No matter how much of Long Island relies on cable for TV, the FCC has no licensing authority over Cablevision, which can merge its way into unassailable informational supremacy over 7.5 million people, with not a peep from the nation’s chief electronic communications regulator.

The FCC can’t touch cable, but it still wants local over-the-air TV stations to document what they’re doing for the communities they are licensed to serve. That used to be a routine practice, part of the commission’s duty to decide whether the holders of broadcast licenses were serving the “public convenience and necessity.”

In the deregulatory era, license renewals became all but automatic. Now, under the banner of encouraging localism and diversity, the commission has proposed extensive accountability requirements for licensees: What programs are you airing? What have you done to determine what your community wants? Who precisely do you imagine your “community” is? And more.

The industry is mightily annoyed. The broadcast news directors group says the rules are so burdensome they would force stations to shift news staff onto pointless record-keeping.

The prospect that local TV news could be even more worthless is disturbing, but more striking is how out of touch the FCC is with the looming realities of local broadcasting. Its accountability demand, burdensome or not, is decades late — and has missed the moment when it might have done some good.

It’s meant to encourage localism and diversity, but we’re on the cusp of a new era when localism will be all that’s left for local TV stations anyway. That’s because the national networks are eager to get around those local stations altogether and channel their shows directly to audiences via cable, Internet, mobile phones, molar implants  — telepathy, soon enough — anything that will save them having to share the ad revenues.

Plus, local stations are about to get even more channels to fill once they make the long-awaited move to the digital spectrum next year.
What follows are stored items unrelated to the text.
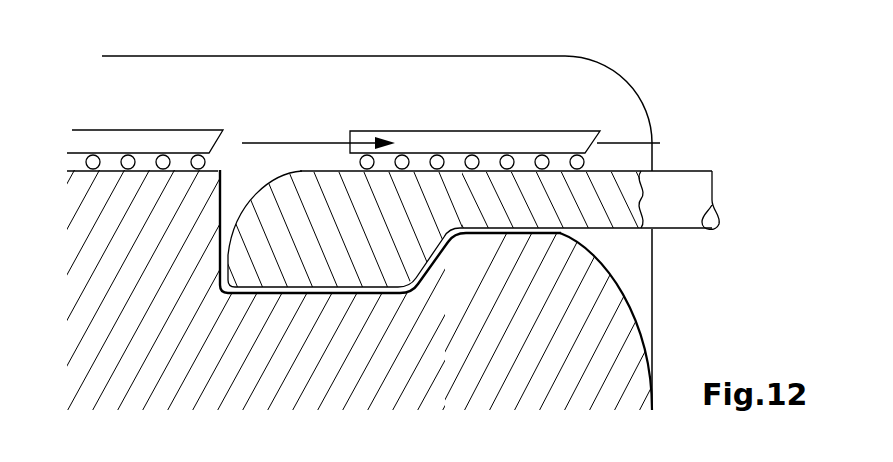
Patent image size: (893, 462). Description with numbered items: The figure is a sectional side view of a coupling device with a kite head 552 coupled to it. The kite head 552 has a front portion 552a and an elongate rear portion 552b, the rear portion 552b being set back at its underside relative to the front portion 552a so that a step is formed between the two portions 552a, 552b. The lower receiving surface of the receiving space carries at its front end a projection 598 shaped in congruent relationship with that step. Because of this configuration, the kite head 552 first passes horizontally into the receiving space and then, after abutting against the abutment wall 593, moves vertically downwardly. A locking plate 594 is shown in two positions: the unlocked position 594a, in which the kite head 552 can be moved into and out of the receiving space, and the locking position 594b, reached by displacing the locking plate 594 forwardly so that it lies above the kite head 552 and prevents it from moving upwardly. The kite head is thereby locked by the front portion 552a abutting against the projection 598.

The kite head 552 is at (402, 227).
The front portion 552a is at (352, 232).
The elongate rear portion 552b is at (553, 232).
The abutment wall 593 is at (236, 190).
The locking plate 594 is at (193, 137).
The unlocked position 594a is at (168, 108).
The locking position 594b is at (494, 90).
The projection 598 is at (370, 345).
What will they fill with? Cheap, hyper-local programming, tailored to intensely local advertisers and interests, whether neighborhood sound-offs, Pop Warner football or peewee soccer.

Broadcasting is about to launch into a craven new world of localism, with programs of unimagined triviality.

And so policy makers spar over issues that either don’t matter or matter in ways that they misunderstand. The consolidation they deplore is a sideshow, the localism they extol may yet make the rest of us shudder.